= International commodity agreement =

An international commodity agreement is an undertaking by a group of countries to stabilize trade, supplies, and prices of a commodity for the benefit of participating countries. An agreement usually involves a consensus on quantities traded, prices, and stock management. A number of international commodity agreements serve solely as forums for information exchange, analysis, and policy discussion.

As of 2023, the United States participates in one commodity trade agreement: the International Tropical Timber Agreement. The agreement establishes an intergovernmental organization with a governing council. The Office of the United States Trade Representative leads US participation in this agreement.

==International Coffee Agreement==
The International Coffee Organization (ICO) is the main intergovernmental organization for coffee. ICO exporting members account for more than 97% of world coffee production, and its importing Members, are responsible for around 80% of world coffee consumption. The ICO makes a practical contribution to the world coffee economy and to the improvement of living standards in developing countries by facilitating intergovernmental consultation and coordination regarding coffee policies and priorities, by encouraging a sustainable world coffee economy, by initiating coffee development projects to add value and improve marketing, by increasing world coffee consumption through innovative market development activities, by promoting the improvement of coffee quality, by working closely with the global coffee industry through a 16-member Private Sector Consultative Board, and by ensuring transparency in the coffee market with objective and comprehensive information on the world coffee sector by means of statistics and market studies.

The United States led efforts circa 2007 to renegotiate the ICA, resulting in the adoption of the seventh International Coffee Agreement (ICA 2007) by the International Coffee Council on September 28, 2007. The new ICA is designed to enhance the ICO's role as a forum for intergovernmental consultations, to increase its contributions to meaningful market information and market transparency, and to ensure that the organization plays a unique role in developing innovative and effective capacity building in the coffee sector. Among the features of the new agreement is a first-ever "Consultative Forum on Coffee Sector Finance" to promote the development and dissemination of innovations and best practices that can enable coffee producers to better manage financial aspects of the inherent volatility and risks associated with competitive and evolving markets. Other notable changes include expanding the organization's work in providing relevant statistical and market information and strengthening efforts to develop, review, and implement capacity building projects that are particularly important to small-scale farmers in key developing country trading partners.
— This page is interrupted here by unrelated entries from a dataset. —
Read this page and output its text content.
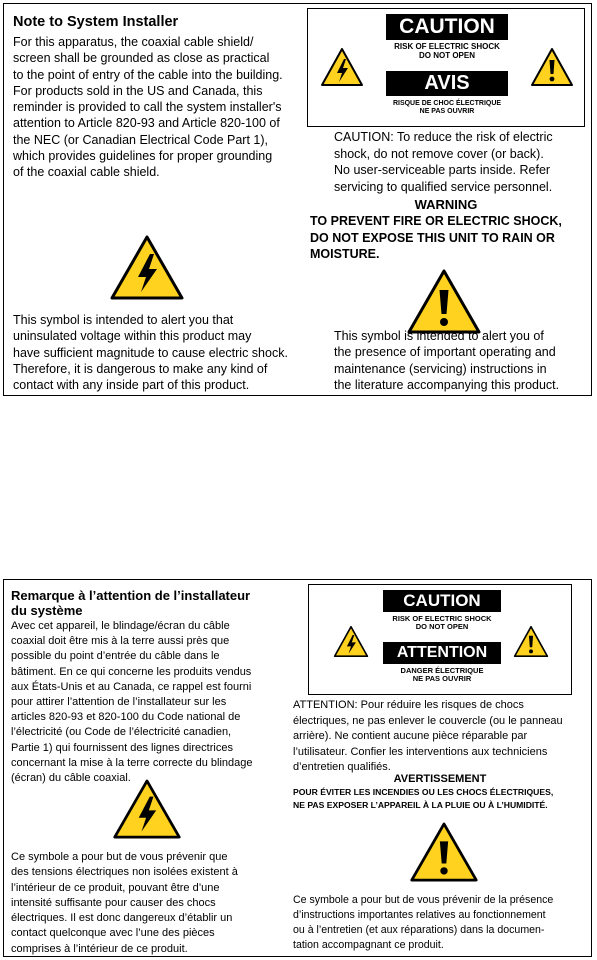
Note to System Installer
For this apparatus, the coaxial cable shield/
screen shall be grounded as close as practical
to the point of entry of the cable into the building.
For products sold in the US and Canada, this
reminder is provided to call the system installer's
attention to Article 820-93 and Article 820-100 of
the NEC (or Canadian Electrical Code Part 1),
which provides guidelines for proper grounding
of the coaxial cable shield.
CAUTION
RISK OF ELECTRIC SHOCK
DO NOT OPEN
AVIS
RISQUE DE CHOC ÉLECTRIQUE
NE PAS OUVRIR
CAUTION: To reduce the risk of electric
shock, do not remove cover (or back).
No user-serviceable parts inside. Refer
servicing to qualified service personnel.
WARNING
TO PREVENT FIRE OR ELECTRIC SHOCK,
DO NOT EXPOSE THIS UNIT TO RAIN OR
MOISTURE.
This symbol is intended to alert you that
uninsulated voltage within this product may
have sufficient magnitude to cause electric shock.
Therefore, it is dangerous to make any kind of
contact with any inside part of this product.
This symbol is intended to alert you of
the presence of important operating and
maintenance (servicing) instructions in
the literature accompanying this product.
Remarque à l’attention de l’installateur
du système
Avec cet appareil, le blindage/écran du câble
coaxial doit être mis à la terre aussi près que
possible du point d’entrée du câble dans le
bâtiment. En ce qui concerne les produits vendus
aux États-Unis et au Canada, ce rappel est fourni
pour attirer l’attention de l’installateur sur les
articles 820-93 et 820-100 du Code national de
l’électricité (ou Code de l’électricité canadien,
Partie 1) qui fournissent des lignes directrices
concernant la mise à la terre correcte du blindage
(écran) du câble coaxial.
CAUTION
RISK OF ELECTRIC SHOCK
DO NOT OPEN
ATTENTION
DANGER ÉLECTRIQUE
NE PAS OUVRIR
ATTENTION: Pour réduire les risques de chocs
électriques, ne pas enlever le couvercle (ou le panneau
arrière). Ne contient aucune pièce réparable par
l’utilisateur. Confier les interventions aux techniciens
d’entretien qualifiés.
AVERTISSEMENT
POUR ÉVITER LES INCENDIES OU LES CHOCS ÉLECTRIQUES,
NE PAS EXPOSER L’APPAREIL À LA PLUIE OU À L’HUMIDITÉ.
Ce symbole a pour but de vous prévenir que
des tensions électriques non isolées existent à
l’intérieur de ce produit, pouvant être d’une
intensité suffisante pour causer des chocs
électriques. Il est donc dangereux d’établir un
contact quelconque avec l’une des pièces
comprises à l’intérieur de ce produit.
Ce symbole a pour but de vous prévenir de la présence
d’instructions importantes relatives au fonctionnement
ou à l’entretien (et aux réparations) dans la documen-
tation accompagnant ce produit.
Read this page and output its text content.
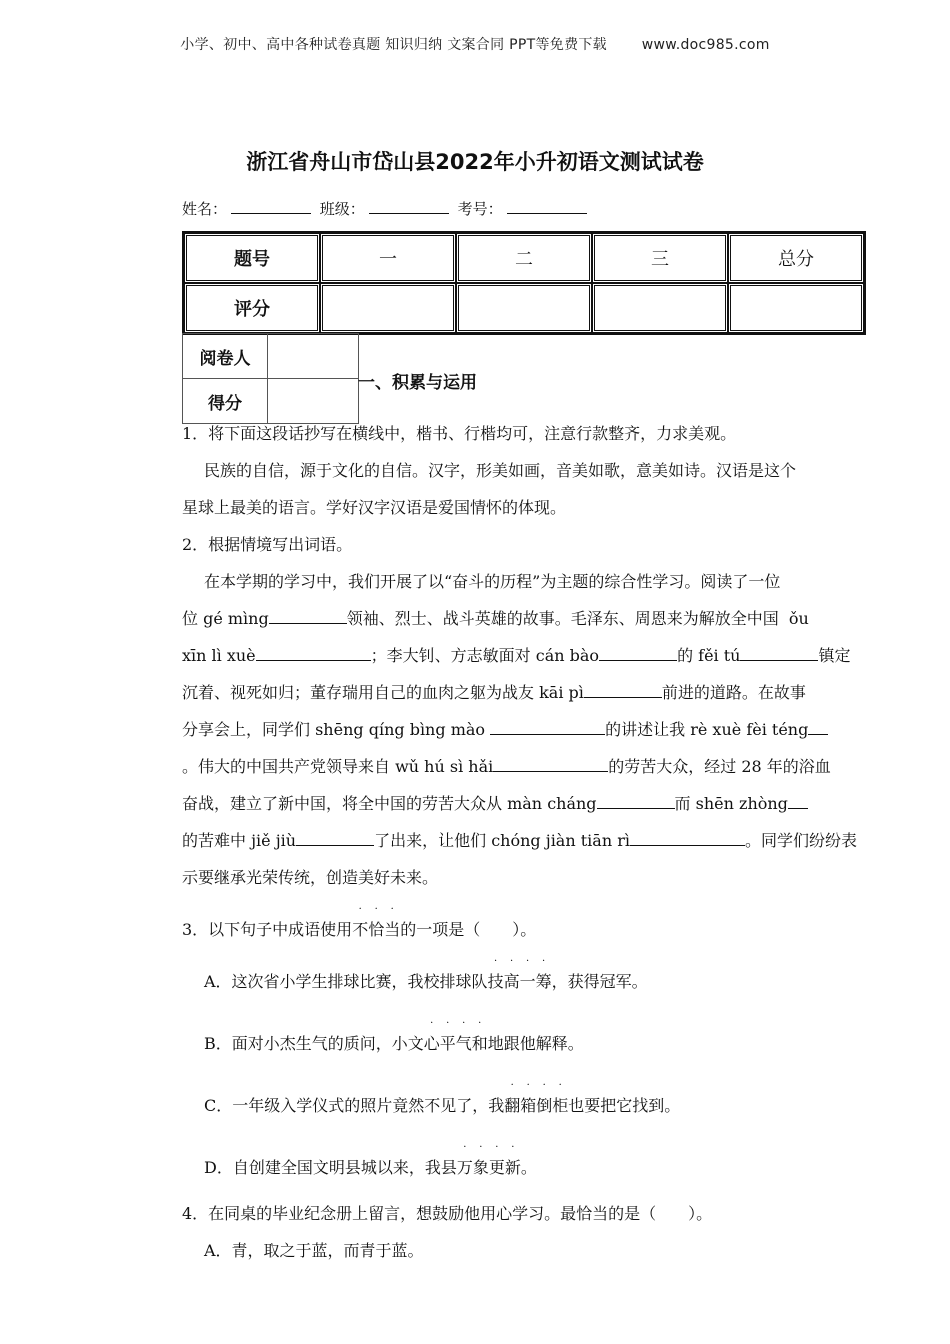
小学、初中、高中各种试卷真题 知识归纳 文案合同 PPT等免费下载 www.doc985.com
浙江省舟山市岱山县2022年小升初语文测试试卷
姓名：	班级：	考号：
题号	一	二	三	总分
评分				
阅卷人	
得分	
一、积累与运用
1．将下面这段话抄写在横线中，楷书、行楷均可，注意行款整齐，力求美观。
民族的自信，源于文化的自信。汉字，形美如画，音美如歌，意美如诗。汉语是这个
星球上最美的语言。学好汉字汉语是爱国情怀的体现。
2．根据情境写出词语。
在本学期的学习中，我们开展了以“奋斗的历程”为主题的综合性学习。阅读了一位
位 gé mìng	领袖、烈士、战斗英雄的故事。毛泽东、周恩来为解放全中国 ǒu
xīn lì xuè	；李大钊、方志敏面对 cán bào	的 fěi tú	镇定
沉着、视死如归；董存瑞用自己的血肉之躯为战友 kāi pì	前进的道路。在故事
分享会上，同学们 shēng qíng bìng mào	的讲述让我 rè xuè fèi téng
。伟大的中国共产党领导来自 wǔ hú sì hǎi	的劳苦大众，经过 28 年的浴血
奋战，建立了新中国，将全中国的劳苦大众从 màn cháng	而 shēn zhòng
的苦难中 jiě jiù	了出来，让他们 chóng jiàn tiān rì	。同学们纷纷表
示要继承光荣传统，创造美好未来。
3．以下句子中成语使用
· · ·
不恰当的一项是（　　）。
A．这次省小学生排球比赛，我校排球队
· · · ·
技高一筹，获得冠军。
B．面对小杰生气的质问，小文
· · · ·
心平气和地跟他解释。
C．一年级入学仪式的照片竟然不见了，我
· · · ·
翻箱倒柜也要把它找到。
D．自创建全国文明县城以来，我县
· · · ·
万象更新。
4．在同桌的毕业纪念册上留言，想鼓励他用心学习。最恰当的是（　　）。
A．青，取之于蓝，而青于蓝。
==International Tropical Timber Agreement==
The International Tropical Timber Agreement (ITTA) is often described as a "hybrid" agreement because it combines a traditional commodity trade agreement with objectives that include sustainable management of tropical forests. The ITTA established the International Tropical Timber Organization (ITTO), an intergovernmental organization with 59 members who collectively account for about 80% of the world's tropical forests and 90% of the annual trade in tropical timber trade. The ITTO promotes market transparency by collecting, analyzing and disseminating data on the production and trade of tropical timber; assists in developing, funding and implementing projects and other activities to build capacity to sustainably manage and use tropical forests; and facilitates intergovernmental consultation and international co-operation on issues relating to the trade and utilization of tropical timber and the sustainable management of its resource base.

Negotiations for a successor agreement to the ITTA 1994 were concluded in 2006, and the new agreement (ITTA 2006) is expected to further strengthen efforts to promote tropical timber trade in the context of sustainable management of tropical forests.